In 1859, Ettlinger was consulted about an incident where a man, claiming to be the prophet Elijah and acting on the word of God, defiled a married woman. Ettlinger was asked to determine whether the woman had acquired the status of an unfaithful wife, rendering her forbidden to her husband. Ettlinger began his response by stating: "I have reviewed all of the aspects, and it is very difficult to find a cure and a remedy for this plague of stupidity that would permit this woman to her husband." However, his final conclusion was that since the woman had believed she was acting under the express orders of God, she was to be looked at as if she had been physically compelled and had no choice in the matter.

==Aruch la-Ner==
Ettlinger's work Aruch la-Ner, consisting of novellae on many Talmudical tractates, is one of the standard texts in Yeshivas around the world. This is most probably due to "the rigid intellectual discipline, and detailed analysis of Talmudic sources" that are the hallmark of this work. It is quoted extensively by scholars such as Elchonon Wasserman, Adin Steinsaltz, Boruch Ber Leibowitz, and Reuven Grozovsky.

==Works==
His published works are:
- Bikkurei Yaakov (ביכורי יעקב), on the laws of Sukkot, Altona, 1836 (2d ed. with the addition of Tosefot Bikkurim, including glosses of Akiba Eiger and Seligman Baer Bamberger, Altona, 1858)
- Aruch la-Ner (ערוך לנר), glosses on various Talmudic treatises (on Yevamot, Altona, 1850; on Makkot and Keritot, Altona, 1855; on Sukkah, Altona, 1858; on Niddah, Altona, 1864; on Rosh ha-Shanah and Sanhedrin, Warsaw, 1873)
- Binyan Tziyon (בנין ציון), responsa, Altona, 1868; She'elot u-Teshuvot Binyan Tziyon ha-Chadashot, Wilna, 1874 (a continuation of the preceding) An edition with a new additional part from manuscripts and other sources with introductions, references, notes, indexes and biographies was published by Rabbi Yehuda Aharon Horovitz, Jerusalem, 1989 and 2002
- Minchat Ani (מנחת עני), homilies, Altona, 1874
- Mincha Arucha (מנחה ערוכה) sermons, articles and brochures translated into Hebrew by Aviezri Wolf. Edited and published by Rabbi Yehuda Aharon Horovitz, Jerusalem 2008.

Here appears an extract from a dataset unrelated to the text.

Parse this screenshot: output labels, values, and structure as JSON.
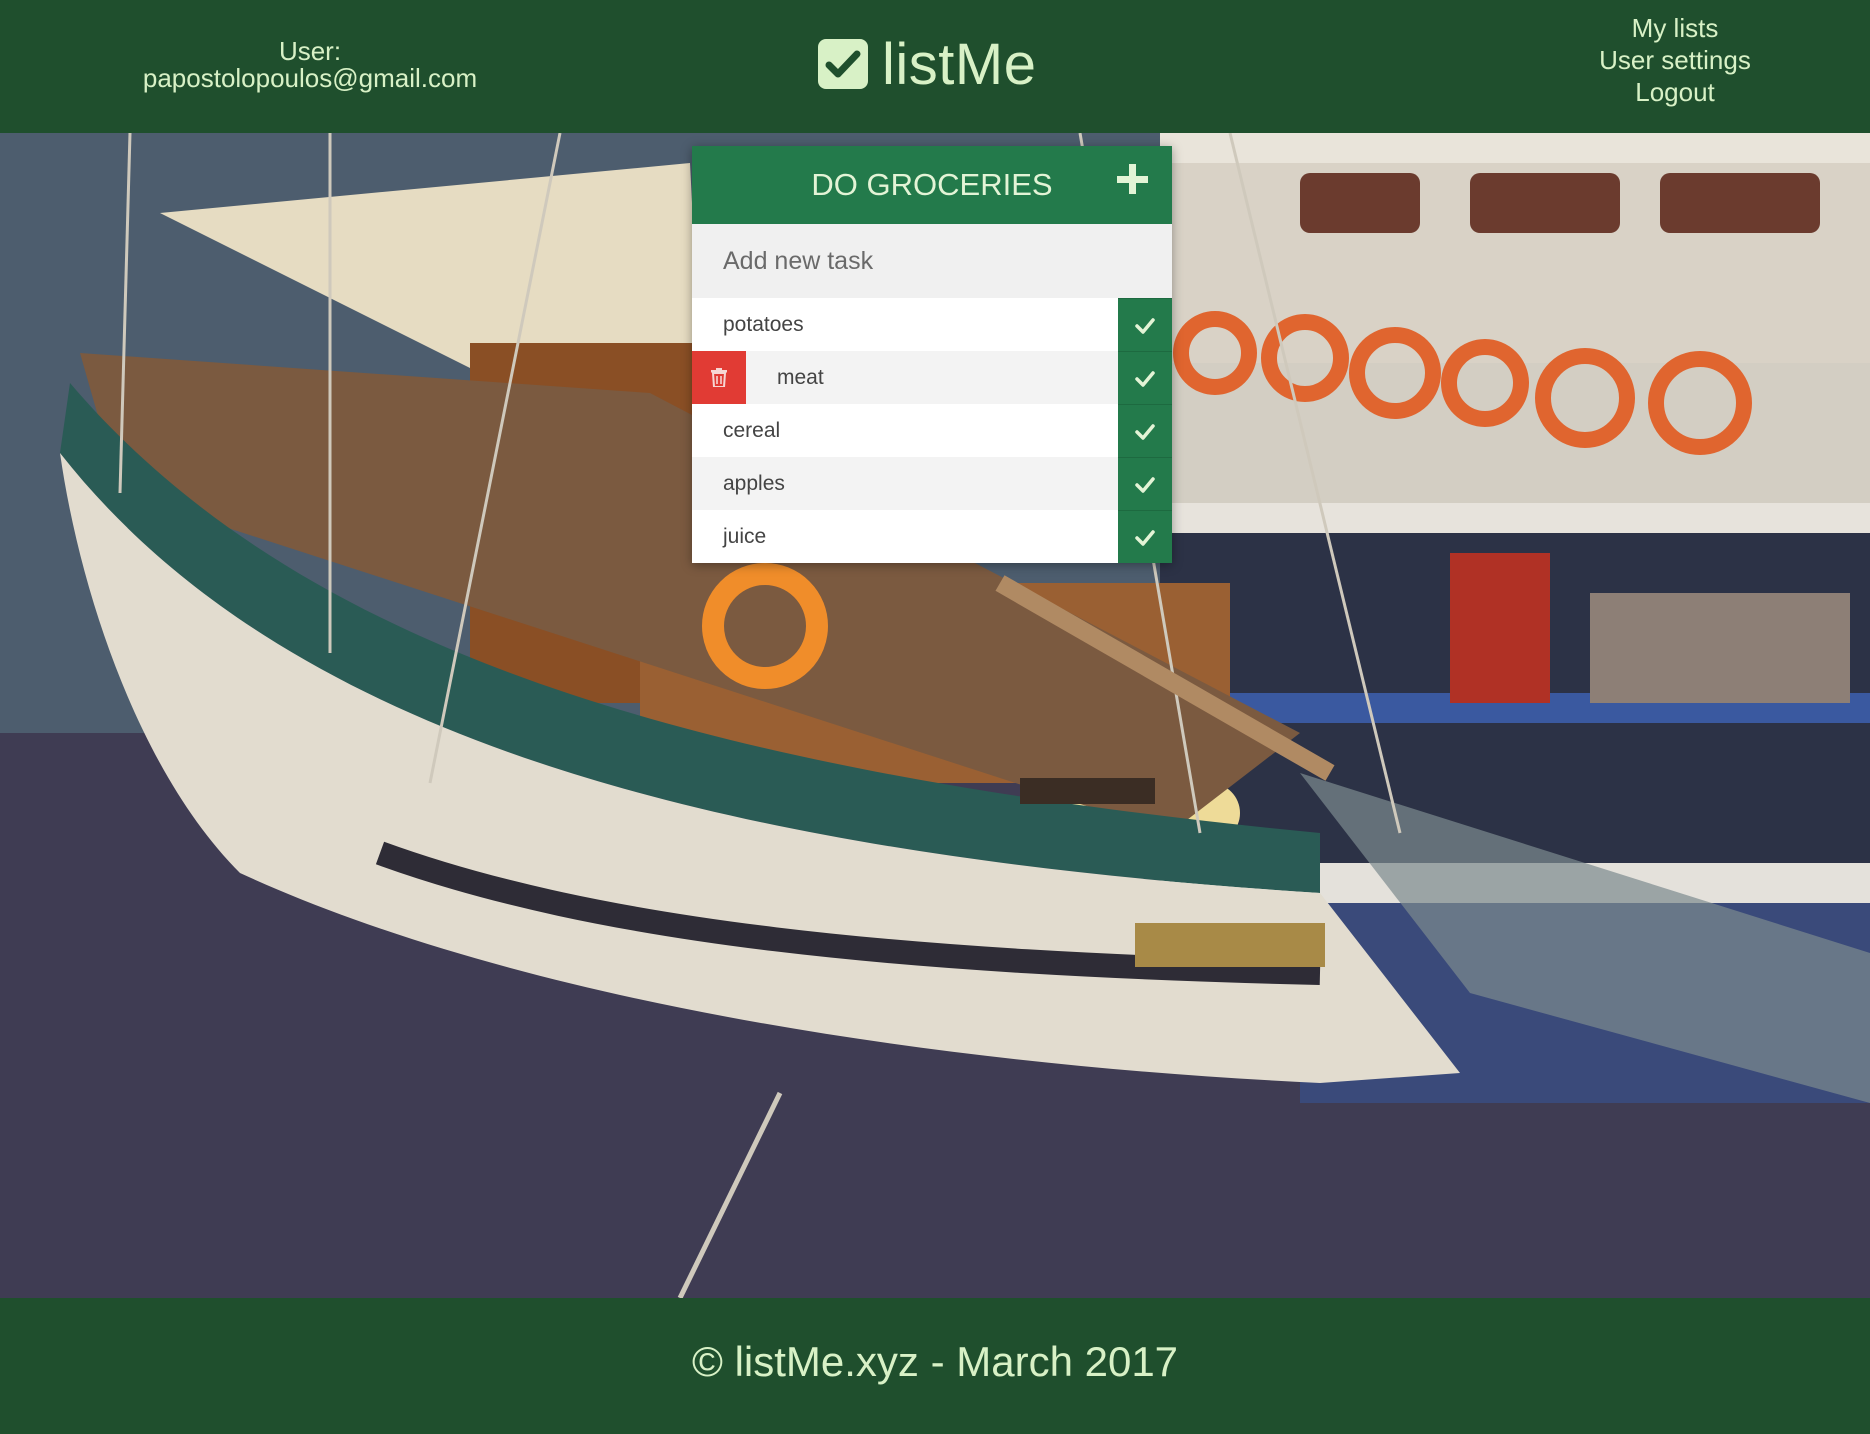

He published various sermons in German, among them Antrittsrede, Gehalten in der Grossen Synagoge zu Altona, Altona, 1836; Rede beim Trauergottesdienst beim Ableben Friedrich III, Altona, 1840; and numerous articles in the Treue Zionswächter, a collection of which was published by L. M. Bamberger, Abhandlungen und Reden, Schildberg, 1899

==Bibliography==
- Horovitz, Rabbi Yehuda Aharon: Mevo Mitoldotav "Ketzot Darkei Rabeni Yaakov Yokev Ettlinger." Binyan Zion, Jerusalem 2002, Vol. 1 P. 8 - 52.